Education is very much part of our DNA. We work closely with coffee professionals and roasters, because ultimately the machine is only as good as the coffee beans you use. Our machines are developed with experts at our design and innovation centre at our Australian headquarters, bringing real café standards into the home. We also support that learning beyond the product through in-store experiences and practical content built around real at-home brewing.
Having gone through formal certifications myself, I can see the value they bring. That said, they’re not essential for everyone. Coffee should remain accessible, but for those who want to go deeper, structured learning can accelerate that journey. Ultimately, it’s about combining performance, precision, and consistency to give people the confidence to create great coffee at home.
Where does the Middle East sit on Sage’s global innovation map? Are there specific features you’re developing just for our regional tastes and needs?
The Middle East has become a highly important region in terms of consumer insight and engagement.
What stands out is how informed and quality-driven consumers are. There is a strong focus on performance, design, and the overall experience at home, which makes the feedback from this region particularly valuable. Rather than developing isolated features for one market, the focus is on identifying global patterns. In the Middle East, that clearly includes a strong preference for milk-based drinks, a high frequency of home entertaining, and the need for consistent performance across multiple drinks.
As I often see, making one good coffee is one thing, but delivering that same quality consistently when hosting is just as important. These insights feed directly into how features are prioritised at Sage, ensuring that innovation reflects real usage and delivers value across different markets.
How can we use better tech to improve transparency and traceability, making sure the farmers at the origin are actually getting a fair deal?
In specialty coffee, roasters often work very closely with farms, building direct, long-term relationships and focusing on quality from origin through to the final cup. That connection is a key part of what defines specialty coffee. It’s not just about the end result, but about how the coffee is sourced, processed, and handled along the way.
At Sage, our role is on the preparation side. We design machines that allow users to fully express that quality at home. We work closely with some of the world’s leading baristas and coffee professionals to ensure our machines reflect real café standards and are optimised for specialty coffee.
Technology can support transparency, but our focus is on delivering the precision and consistency needed to bring out the best in every coffee.
Looking five years ahead, how do you see the “Smart Home” and AI changing our morning coffee routines?
Connectivity will play an increasingly important role in how people experience coffee at home. We already see this with machines like the Oracle Jet, which is WiFi-enabled. This allows for ongoing software updates and the ability to introduce new recipes over time, ensuring the machine stays up to date and continues to evolve with the user.
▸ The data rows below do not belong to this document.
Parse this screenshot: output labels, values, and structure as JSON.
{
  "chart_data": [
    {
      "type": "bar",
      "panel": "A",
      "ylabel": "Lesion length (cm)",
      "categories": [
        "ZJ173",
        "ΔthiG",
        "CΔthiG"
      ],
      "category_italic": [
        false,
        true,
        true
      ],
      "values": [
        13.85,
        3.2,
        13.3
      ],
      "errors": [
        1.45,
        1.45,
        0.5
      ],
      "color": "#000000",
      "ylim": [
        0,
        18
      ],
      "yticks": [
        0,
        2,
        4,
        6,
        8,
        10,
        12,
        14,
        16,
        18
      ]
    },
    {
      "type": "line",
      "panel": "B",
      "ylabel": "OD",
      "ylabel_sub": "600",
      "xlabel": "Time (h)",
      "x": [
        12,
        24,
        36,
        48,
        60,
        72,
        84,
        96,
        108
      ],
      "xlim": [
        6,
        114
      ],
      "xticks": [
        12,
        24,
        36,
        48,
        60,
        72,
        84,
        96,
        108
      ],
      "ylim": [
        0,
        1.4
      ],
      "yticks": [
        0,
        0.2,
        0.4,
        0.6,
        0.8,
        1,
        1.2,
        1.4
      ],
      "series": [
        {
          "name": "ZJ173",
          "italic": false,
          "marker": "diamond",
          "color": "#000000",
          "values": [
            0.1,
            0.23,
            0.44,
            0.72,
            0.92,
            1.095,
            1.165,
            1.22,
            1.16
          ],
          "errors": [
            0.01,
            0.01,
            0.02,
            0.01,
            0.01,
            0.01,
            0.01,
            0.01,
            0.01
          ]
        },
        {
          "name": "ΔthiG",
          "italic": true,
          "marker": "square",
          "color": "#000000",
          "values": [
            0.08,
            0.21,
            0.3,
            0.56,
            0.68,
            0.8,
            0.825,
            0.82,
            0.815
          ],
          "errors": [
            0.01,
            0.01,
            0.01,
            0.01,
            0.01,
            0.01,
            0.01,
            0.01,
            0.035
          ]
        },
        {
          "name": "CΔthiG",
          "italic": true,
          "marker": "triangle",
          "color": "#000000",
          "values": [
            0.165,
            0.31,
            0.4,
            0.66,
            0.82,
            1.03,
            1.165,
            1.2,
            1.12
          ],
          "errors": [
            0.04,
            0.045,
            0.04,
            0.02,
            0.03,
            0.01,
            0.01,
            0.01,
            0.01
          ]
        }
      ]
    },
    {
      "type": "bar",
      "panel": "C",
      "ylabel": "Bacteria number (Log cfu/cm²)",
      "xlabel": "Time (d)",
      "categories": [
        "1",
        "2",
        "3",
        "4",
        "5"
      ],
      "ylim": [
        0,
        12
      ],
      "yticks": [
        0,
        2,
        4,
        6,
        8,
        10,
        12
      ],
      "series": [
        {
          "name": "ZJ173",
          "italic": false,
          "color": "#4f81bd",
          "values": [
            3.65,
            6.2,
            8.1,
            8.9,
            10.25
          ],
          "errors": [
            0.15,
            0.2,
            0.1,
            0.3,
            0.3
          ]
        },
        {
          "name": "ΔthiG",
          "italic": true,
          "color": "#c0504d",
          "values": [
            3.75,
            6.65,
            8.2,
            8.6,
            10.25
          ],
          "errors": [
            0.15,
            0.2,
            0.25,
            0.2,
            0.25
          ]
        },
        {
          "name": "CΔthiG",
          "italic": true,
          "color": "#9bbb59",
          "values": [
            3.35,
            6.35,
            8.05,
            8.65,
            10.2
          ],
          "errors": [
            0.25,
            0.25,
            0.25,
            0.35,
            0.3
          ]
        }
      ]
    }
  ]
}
With the Oracle Dual Boiler, connectivity goes a step further. It is also WiFi-enabled and works in combination with the Sage Coffee App, enabling a more connected experience, from guided support to remote interaction. At the same time, it’s important to note that the app is currently only available in selected regions.
For me, the real value of this technology is not about adding complexity, but about continuous improvement. It allows us to support users beyond the initial purchase and make the experience more intuitive over time. At the same time, coffee remains a very personal and social ritual. So the role of smart technology is to support that experience, not replace it. Ultimately, it’s about creating a connected ecosystem that evolves with the user, while keeping the process simple, consistent, and enjoyable.